Chef Jenny Bast (Catering Creations) prepared a fermented tomato vinaigrette for audience sampling during her session on fermentation as part of Art of Catering Food 2024, which she served alongside scallops and panko.

Photo courtesy Dana Gibbons Photography/AGNYC Productions, Inc.

Fermented Tomatoes 

Recipe courtesy Chef Jenny Bast, Catering Creations

Ingredients

½ lb or 227 g tomatoes - whatever you have on hand* 
4.5 g kosher salt 

Method

  1. Weigh out tomatoes and place in bag for vacuum sealer. In separate small container, weigh out salt and add to the bag. Toss lightly together. Vacuum seal with 35 seconds or roughly 90%.
  2. Place on shelf in a warm environment that maintains a temperature between 75 to 80 degrees F. Leave for 6 to 8 days until the bag is stiff. Be careful since leaving it for longer than needed will cause the bag to explode.
  3. Open the bag - the aroma should be light and sweet with a slight tang. If there is a foul smell, discard immediately and begin process over. Place contents in blender. Blend until smooth and put through chinois. Keep in airtight container for up to 2 weeks in fridge or place in freezer. 

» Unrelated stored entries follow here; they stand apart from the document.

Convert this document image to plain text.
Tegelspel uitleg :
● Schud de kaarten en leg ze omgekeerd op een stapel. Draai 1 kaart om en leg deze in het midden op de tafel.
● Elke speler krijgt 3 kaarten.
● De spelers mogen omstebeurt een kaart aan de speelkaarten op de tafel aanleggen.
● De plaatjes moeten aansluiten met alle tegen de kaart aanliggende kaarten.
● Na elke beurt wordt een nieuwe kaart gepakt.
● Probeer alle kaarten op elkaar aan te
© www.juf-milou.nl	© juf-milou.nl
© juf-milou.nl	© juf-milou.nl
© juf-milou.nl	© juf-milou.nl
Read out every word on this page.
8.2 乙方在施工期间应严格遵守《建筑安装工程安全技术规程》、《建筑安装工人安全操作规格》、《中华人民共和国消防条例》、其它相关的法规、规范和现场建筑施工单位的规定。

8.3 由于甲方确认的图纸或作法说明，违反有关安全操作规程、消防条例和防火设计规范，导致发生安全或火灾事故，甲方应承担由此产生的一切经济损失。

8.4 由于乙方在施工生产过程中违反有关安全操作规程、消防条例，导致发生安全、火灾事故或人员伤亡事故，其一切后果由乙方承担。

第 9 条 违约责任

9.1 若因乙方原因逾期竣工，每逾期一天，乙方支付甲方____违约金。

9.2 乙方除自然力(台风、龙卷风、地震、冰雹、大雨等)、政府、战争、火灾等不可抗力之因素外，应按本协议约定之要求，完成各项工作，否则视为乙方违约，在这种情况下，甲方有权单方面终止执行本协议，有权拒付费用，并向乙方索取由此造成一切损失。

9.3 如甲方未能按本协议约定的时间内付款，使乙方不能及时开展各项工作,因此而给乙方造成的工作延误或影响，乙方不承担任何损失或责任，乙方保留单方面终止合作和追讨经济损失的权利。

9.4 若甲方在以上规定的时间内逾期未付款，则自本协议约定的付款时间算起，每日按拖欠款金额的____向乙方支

*Use whatever you have from summers best heirloom tomatoes to tomatoes that are borderline going to the wayside in your walk-in. This is a great way to extend the value of products that otherwise could be wasted. 

Fermented Tomato Vinaigrette

Recipe courtesy Chef Jenny Bast, Catering Creations

Ingredients

¾ cup fermented tomato juice
1½ T tomato paste 
⅛ yellow onion 
1 T garlic, chopped 
½ T dried oregano (or fresh) 
2 tsp sugar 
1–2 T water 
¾–1 cup canola oil 
1 T Dijon 
½ T black pepper 
½ T Shio koji, optional* 

Method

  1. Combine all ingredients in blender except the water and oil. Blend on low for 45 seconds and turn speed up to medium. Slowly drizzle in the canola oil. If it starts to tighten too much add in a bit of the water. Due to the salt content and acidity of the fermented tomato juice, no salt nor vinegar is required in this vinaigrette.
  2. Place in an airtight jar and leave to ferment for at least one week. 

*Koji is an inoculated rice or grain with Aspergillus oryzae, another amazing microorganism when it comes to food. Shio koji is made by combining koji, salt, and water.